"Me Too"-Debatte:Neue schwere Vorwürfe gegen Dieter Wedel

Lesezeit: 2 min

Mehrere Frauen erheben neue Vorwürfe gegen den deutschen Regisseur Dieter Wedel. (Foto: Swen Pförtner/dpa)
  • Mehrere Frauen werfen dem deutschen Regisseur Vergewaltigung, versuchte Vergewaltigung und Mobbing am Filmset vor.
  • Zeugen bestätigen die Anschuldigungen.
  • Wedel selbst verzichtet auf eine Stellungnahme und verweist auf seinen angeschlagenen Gesundheitszustand. Nach einer Herzattacke liegt er seit Anfang der Woche im Krankenhaus.

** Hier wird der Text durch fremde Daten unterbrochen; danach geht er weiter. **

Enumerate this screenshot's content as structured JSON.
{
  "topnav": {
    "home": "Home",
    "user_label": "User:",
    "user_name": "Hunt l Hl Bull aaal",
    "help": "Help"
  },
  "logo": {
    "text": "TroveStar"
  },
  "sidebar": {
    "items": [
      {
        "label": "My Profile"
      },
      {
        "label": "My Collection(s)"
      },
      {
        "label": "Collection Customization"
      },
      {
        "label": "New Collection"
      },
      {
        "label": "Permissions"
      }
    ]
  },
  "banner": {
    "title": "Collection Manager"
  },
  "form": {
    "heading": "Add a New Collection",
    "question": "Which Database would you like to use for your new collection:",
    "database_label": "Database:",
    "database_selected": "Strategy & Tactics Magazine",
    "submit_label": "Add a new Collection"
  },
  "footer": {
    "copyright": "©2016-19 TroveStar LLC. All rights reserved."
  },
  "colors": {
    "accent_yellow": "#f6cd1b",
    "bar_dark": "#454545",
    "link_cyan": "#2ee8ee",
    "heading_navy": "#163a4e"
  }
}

Der bislang prominenteste Fall in der deutschen "Me Too"-Debatte zieht weitere Kreise. In einem Dossier der Wochenzeitung Die Zeit erheben mehrere Frauen neue, schwere Vorwürfe gegen den Regisseur Dieter Wedel.

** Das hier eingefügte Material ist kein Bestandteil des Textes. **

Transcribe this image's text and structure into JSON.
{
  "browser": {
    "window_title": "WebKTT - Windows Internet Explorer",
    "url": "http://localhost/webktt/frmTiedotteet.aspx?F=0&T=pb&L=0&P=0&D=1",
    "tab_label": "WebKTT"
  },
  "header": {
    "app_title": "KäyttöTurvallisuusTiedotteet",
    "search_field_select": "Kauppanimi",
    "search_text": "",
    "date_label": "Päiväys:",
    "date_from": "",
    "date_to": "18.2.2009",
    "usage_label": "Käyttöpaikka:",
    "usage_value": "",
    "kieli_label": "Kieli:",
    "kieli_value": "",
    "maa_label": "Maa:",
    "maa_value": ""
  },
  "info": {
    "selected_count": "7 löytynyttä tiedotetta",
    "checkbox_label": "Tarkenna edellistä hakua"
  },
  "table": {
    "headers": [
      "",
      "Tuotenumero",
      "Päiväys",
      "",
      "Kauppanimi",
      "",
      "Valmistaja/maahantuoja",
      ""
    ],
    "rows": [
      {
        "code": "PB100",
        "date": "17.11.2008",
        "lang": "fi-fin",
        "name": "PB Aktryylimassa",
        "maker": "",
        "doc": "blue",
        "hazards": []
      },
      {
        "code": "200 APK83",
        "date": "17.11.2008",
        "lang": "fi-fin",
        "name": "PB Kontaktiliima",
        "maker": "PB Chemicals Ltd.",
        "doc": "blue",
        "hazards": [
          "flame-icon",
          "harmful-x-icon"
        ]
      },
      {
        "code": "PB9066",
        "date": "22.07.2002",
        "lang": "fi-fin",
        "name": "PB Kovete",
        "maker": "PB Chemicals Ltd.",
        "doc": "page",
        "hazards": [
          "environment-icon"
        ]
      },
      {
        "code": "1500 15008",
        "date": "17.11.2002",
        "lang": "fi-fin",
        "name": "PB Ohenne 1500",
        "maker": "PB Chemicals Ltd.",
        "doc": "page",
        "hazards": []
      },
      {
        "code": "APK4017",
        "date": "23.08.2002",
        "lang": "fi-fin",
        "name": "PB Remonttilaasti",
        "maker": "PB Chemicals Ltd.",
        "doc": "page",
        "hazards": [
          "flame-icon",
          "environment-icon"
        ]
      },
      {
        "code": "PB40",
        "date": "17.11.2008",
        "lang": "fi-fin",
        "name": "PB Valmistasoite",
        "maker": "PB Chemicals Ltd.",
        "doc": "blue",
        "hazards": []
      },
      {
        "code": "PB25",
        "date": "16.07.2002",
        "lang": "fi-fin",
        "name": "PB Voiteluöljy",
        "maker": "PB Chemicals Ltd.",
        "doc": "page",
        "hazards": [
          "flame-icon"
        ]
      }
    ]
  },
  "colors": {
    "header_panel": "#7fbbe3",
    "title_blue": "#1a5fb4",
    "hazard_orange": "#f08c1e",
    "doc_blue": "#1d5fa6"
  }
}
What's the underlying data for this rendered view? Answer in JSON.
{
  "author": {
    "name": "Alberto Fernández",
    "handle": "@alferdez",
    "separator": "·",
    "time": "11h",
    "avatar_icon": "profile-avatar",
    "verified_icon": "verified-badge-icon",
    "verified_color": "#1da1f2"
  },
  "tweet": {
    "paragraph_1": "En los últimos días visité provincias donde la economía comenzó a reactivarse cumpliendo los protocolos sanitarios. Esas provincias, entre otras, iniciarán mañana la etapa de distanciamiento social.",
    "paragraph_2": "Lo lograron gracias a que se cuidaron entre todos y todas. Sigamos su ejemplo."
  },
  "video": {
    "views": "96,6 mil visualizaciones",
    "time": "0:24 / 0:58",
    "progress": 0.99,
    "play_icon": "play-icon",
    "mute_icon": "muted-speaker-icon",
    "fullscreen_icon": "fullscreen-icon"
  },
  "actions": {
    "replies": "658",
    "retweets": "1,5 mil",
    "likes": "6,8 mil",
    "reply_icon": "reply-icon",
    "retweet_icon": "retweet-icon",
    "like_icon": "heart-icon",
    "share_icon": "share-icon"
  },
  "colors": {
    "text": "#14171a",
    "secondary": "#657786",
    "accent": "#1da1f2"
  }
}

So erzählt die Schweizer Schauspielerin Esther Gemsch, wie Wedel 1980 versucht haben soll, sie in einem Hotelzimmer zu vergewaltigen. "Er setzte sich rittlings auf mich, packte meinen Kopf bei den Haaren und schlug ihn immer wieder aufs Bett, einmal auch an die Wand und dann einmal auf die Bettkante", sagte die Schauspielerin der Zeit. Wegen der Verletzungen, die Gemsch nach diesem Vorfall davontrug, habe sie die Dreharbeiten zu der Serie "Bretter, die die Welt bedeuten", eine Produktion des Saarländischen Rundfunks (SR), abbrechen müssen. Ihre Rolle übernahm die Schauspielerin Ute Christensen.

Regisseur
:Staatsanwaltschaft ermittelt gegen Dieter Wedel

Es geht um eine möglicherweise nicht verjährte Sexualstraftat. Der Regisseur liegt nach einer Herzattacke im Krankenhaus.

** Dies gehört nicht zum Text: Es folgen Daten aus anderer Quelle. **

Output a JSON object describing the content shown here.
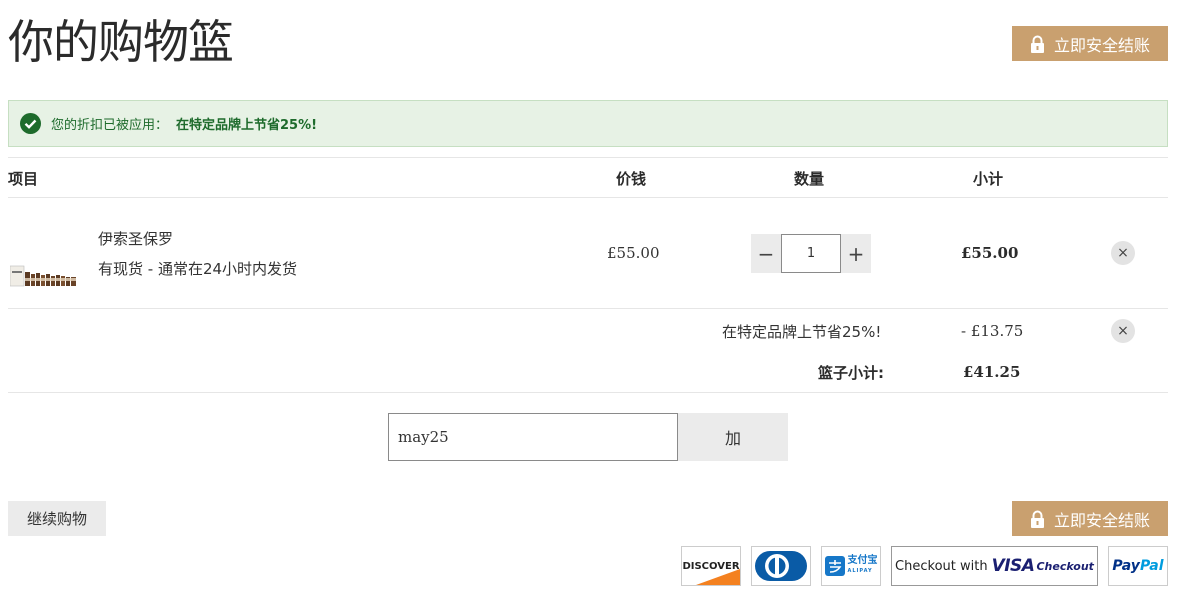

Auch Christensen erhebt schwere Vorwürfe gegen Wedel. Gegenüber der Zeit gab sie an, dass der Regisseur sie während des Drehs gemobbt und gedemütigt habe - weil sie eine Einladung auf sein Hotelzimmer ausgeschlagen habe. In der Folge habe die damals im zweiten Monat schwangere Schauspielerin einen Nervenzusammenbruch erlitten und sei ins Krankenhaus gekommen. Dort habe sie ihr ungeborenes Kind verloren.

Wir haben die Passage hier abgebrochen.